Of particular interest is the “Wild West” of third-party access, Pignolet says. Organizations tend to use employee-centric policies and tools for managing third-party access, which is often not effective.

“You have control over the employees, and it’s much more well defined, centralized, and controlled by the organization itself. Access is trusted based on that control,” he says. “With third parties, you have controls agreed upon by the vendor, but if you grant access as an employee, there’s more risk. We think you should silo these populations, manage them in a purpose-built way. Their relationship is very different from an employee.”

It’s pivotal to treat these third parties and non-human workers as unique, and to manage them specific to their needs and security risks. “We need to be extra diligent,” says Pignolet.

Best practices to consider adopting should address risk-based authentication, onboarding, and ensuring access is terminated in a timely fashion. “That can be driven by good process relationship management,” Pignolet says.

In addition, anyone you grant access to should be offered security awareness training, particularly in times of greater risk.

“Education is key within any enterprise,” says Pignolet, and not just for the end users. Selling better security controls to the C-suite pays dividends, too. Security goes beyond just buying a tool—the tool needs to be implemented and managed if it’s going to prevent an expensive breach.

“Everyone should be on guard,” he says. “Foster a culture of security awareness.”

Attackers will often go after low-hanging fruit, phishing for credentials from low-level users to leverage for deeper access. Using a good authentication tool, something that includes geographic location, time to log in, and other factors for validating the user, can go a long way. In many cases, Pignolet says, there’s a movement away from even using usernames and passwords at all and relying on more secure—and less easily stolen—methods for providing access.

Another factor to consider: the ability to turn off access quickly and effectively in the event of a breach. “If you’re a provider and you just read that your vendor was breached, most organizations don’t even have a collective source for how many people with that vendor have access. Single-click turnoff for access, or even an automated function to turn it off—there’s all kinds of functions you can put in place,” says Pignolet.

Interestingly, Pignolet adds, the focus on cybersecurity is now at the forefront for many higher-ups in ways it wasn’t just a few years ago.

“Mitigation and risk and access of systems is rising.
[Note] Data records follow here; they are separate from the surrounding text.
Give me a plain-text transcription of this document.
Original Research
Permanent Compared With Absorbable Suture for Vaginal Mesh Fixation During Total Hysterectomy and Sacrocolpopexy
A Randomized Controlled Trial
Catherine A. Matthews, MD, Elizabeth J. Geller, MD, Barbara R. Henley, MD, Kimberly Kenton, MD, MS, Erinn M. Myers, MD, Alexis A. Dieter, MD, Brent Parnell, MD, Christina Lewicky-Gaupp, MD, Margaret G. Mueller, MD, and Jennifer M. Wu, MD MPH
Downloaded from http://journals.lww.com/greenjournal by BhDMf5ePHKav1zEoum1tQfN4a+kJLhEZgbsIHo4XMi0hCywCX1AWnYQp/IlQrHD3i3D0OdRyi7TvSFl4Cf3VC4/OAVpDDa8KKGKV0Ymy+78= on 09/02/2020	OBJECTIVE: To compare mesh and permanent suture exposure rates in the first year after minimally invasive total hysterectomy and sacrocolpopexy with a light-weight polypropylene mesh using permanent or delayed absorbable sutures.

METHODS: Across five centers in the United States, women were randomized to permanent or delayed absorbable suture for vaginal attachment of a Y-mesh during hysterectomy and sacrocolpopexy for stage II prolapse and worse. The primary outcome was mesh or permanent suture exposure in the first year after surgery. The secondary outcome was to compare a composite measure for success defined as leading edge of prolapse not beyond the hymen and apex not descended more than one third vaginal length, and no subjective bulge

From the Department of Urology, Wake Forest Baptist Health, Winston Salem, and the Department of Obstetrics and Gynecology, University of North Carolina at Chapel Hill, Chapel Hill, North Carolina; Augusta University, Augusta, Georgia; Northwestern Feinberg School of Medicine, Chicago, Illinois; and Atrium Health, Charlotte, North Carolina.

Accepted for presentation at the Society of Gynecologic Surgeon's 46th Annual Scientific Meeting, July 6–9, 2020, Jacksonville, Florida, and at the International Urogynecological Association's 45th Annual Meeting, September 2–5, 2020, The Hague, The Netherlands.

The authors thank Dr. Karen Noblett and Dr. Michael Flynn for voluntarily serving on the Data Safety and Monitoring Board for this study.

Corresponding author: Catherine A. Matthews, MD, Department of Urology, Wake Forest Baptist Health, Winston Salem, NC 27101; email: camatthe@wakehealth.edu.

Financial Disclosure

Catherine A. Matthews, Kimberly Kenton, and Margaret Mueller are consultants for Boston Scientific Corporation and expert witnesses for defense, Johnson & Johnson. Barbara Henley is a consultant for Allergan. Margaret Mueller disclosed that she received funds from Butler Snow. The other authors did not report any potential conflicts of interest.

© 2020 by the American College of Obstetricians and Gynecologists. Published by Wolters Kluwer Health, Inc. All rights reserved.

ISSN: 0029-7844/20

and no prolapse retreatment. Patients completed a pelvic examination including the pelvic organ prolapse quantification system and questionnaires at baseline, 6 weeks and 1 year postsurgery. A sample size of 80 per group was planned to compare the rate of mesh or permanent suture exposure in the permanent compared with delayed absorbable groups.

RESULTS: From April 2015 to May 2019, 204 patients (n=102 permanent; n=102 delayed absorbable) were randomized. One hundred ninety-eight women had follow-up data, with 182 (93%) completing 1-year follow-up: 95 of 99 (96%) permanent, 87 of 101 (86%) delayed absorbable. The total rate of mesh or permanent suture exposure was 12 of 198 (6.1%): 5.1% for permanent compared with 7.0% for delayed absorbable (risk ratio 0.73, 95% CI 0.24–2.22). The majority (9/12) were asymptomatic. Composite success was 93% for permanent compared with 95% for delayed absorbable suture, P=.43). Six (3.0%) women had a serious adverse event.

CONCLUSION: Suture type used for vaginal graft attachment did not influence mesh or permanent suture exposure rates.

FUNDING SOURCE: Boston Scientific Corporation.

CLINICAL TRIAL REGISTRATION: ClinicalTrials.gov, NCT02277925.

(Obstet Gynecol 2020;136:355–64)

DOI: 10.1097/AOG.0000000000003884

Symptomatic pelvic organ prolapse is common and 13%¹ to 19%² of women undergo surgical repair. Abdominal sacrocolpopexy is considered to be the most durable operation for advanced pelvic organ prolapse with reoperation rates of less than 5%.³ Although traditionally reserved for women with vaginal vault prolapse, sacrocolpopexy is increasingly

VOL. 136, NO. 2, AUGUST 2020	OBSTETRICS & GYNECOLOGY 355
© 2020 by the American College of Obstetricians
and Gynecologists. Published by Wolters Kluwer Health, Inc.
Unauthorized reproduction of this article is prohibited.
It’s usually a board-level conversation now,” he says. “Five years ago, that might not have been the case.”

Healthcare cyberattacks by the numbers

  • Hospitals lack dedicated security staff: in 2019, a survey by Black Book Market Research found that only 21% of hospitals surveyed reported having a dedicated security executive—and only 6% of those respondents identified that person as the chief information officer.
  • Facilities are relying more on contingent labor: Via Modern Health, 83% of hospitals are now using contingent labor to fill vacant positions.
  • Breaches are expensive: According to the Healthcare Innovation Group, the average cost for a healthcare breach is $429 per breached record, nearly three times the cross-industry average.
  • Breaches are on the rise: According to the HIPAA Journal, in 2019, the industry saw a 196% increase in breaches from the previous year—including 510 healthcare data breaches of 500 records or more.